Interpretive Summary: A plant's fiber component provides a great deal of structural strength as well as considerable nutrition to ruminant animals. Grain fiber also has significant human health benefits. The fiber is reinforced in the plant by cross-linking of the polysaccharide polymers, on a micro-scale rather akin to the cross-bracing we use when building wooden structures. Some time ago we discovered new mechanisms by which wall cross-linking could be achieved by chemical coupling of two so-called ferulate molecules (that were each tied to one polysaccharide chain) to create ferulate dimers. Such findings have opened up avenues of research into improving the utilization of large classes of plant fiber and other food commodities. A short time ago we reported the first structural evidence for three ferulates coupling together making a ferulate trimer. Now it is getting even more complicated (and perhaps ridiculous!) with the discovery that polysaccharides can be linked by four ferulates in a tetramer. It is tempting to infer that polysaccharide chains may be very heavily cross-linked, but in fact there is the possibility that the ferulate tetramers still only cross-links two polysaccharide chains. The significance is that cross-linking is even more prevalent than we previously thought, and that ferulates are capable of creating the cross-links in a variety of ways. Future efforts are aimed at minimizing this cross-linking in forage plants to improve ruminant digestibility, and to ascertain the human and animal health benefits of the ferulates in cereal grains.

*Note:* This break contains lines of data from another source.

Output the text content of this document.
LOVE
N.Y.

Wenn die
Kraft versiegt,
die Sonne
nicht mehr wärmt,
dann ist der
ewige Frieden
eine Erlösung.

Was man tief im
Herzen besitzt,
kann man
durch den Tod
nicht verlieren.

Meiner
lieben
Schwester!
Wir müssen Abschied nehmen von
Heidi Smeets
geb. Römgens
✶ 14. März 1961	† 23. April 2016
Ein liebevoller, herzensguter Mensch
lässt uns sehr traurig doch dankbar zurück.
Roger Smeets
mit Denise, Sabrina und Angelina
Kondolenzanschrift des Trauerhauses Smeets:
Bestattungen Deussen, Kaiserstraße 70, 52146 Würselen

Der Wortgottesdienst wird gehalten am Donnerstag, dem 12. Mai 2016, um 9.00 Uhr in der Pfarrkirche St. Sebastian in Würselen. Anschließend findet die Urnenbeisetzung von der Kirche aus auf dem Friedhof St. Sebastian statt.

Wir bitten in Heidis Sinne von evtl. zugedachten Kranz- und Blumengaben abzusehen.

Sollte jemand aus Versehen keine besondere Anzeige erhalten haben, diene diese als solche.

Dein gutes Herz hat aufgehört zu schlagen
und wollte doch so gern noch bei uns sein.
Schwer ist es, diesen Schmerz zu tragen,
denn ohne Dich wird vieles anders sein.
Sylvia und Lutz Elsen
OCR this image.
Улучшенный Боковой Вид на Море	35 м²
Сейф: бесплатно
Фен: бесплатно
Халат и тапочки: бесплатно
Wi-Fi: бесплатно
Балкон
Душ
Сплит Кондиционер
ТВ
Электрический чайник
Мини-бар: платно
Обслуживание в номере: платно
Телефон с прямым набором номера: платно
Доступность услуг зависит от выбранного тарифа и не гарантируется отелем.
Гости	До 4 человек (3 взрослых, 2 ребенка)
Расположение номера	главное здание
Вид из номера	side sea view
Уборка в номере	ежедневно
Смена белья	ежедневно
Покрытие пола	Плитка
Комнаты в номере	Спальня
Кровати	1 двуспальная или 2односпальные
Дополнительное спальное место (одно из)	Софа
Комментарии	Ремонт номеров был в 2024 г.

Technical Abstract: Two new dehydrotriferulic acids and two dehydrotetraferulic acids were isolated from saponified maize bran insoluble fiber using size exclusion chromatography on BioBeads S-X3 followed by Sephadex LH-20 chromatography and semi-preparative Phenyl-Hexyl-RP-HPLC. Based on UV-spectroscopy, mass spectroscopy, and one- and two-dimensional NMR experiments, the structures were identified as 8-5(non-cyclic)/5-5-dehydrotriferulic acid, 8-8(tetrahydrofuran)/5-5-dehydrotriferulic acid and 4-O-8/5-5/8-O-4-dehydrotetraferulic acid. The second tetramer was tentatively identified as 4-O-8/5-5/8-5(non-cyclic)-dehydrotetraferulic acid. Compounds containing an 8-5(non-cyclic)-coupled dimeric unit probably do not exist in-planta but are formed from their phenylcoumaran precursors containing an 8-5(cyclic)-coupled dimeric unit during saponification. The presented dehydrotrimers are the first dehydrotriferulates that do not contain an 8-O-4-coupled dimeric unit. The ferulate dehydrotetramers that are reported for the first time are presumed, like the dimers and trimers, to cross-link polysaccharides in the plant. Since both tetramers contain a 5-5/8-O-4-dehydrotriferulate moiety, the predominant dehydrotrimer in maize bran, it is not possible to deduce whether tetramers are formed by coupling of a fourth unit to a preformed dehydrotriferulate or by 5-5-coupling of preformed 8-O-4- and 8-5-dehydrodiferulates. Nevertheless, such compounds document expanded roles for ferulates in cross-linking polysaccharides in plant cell walls.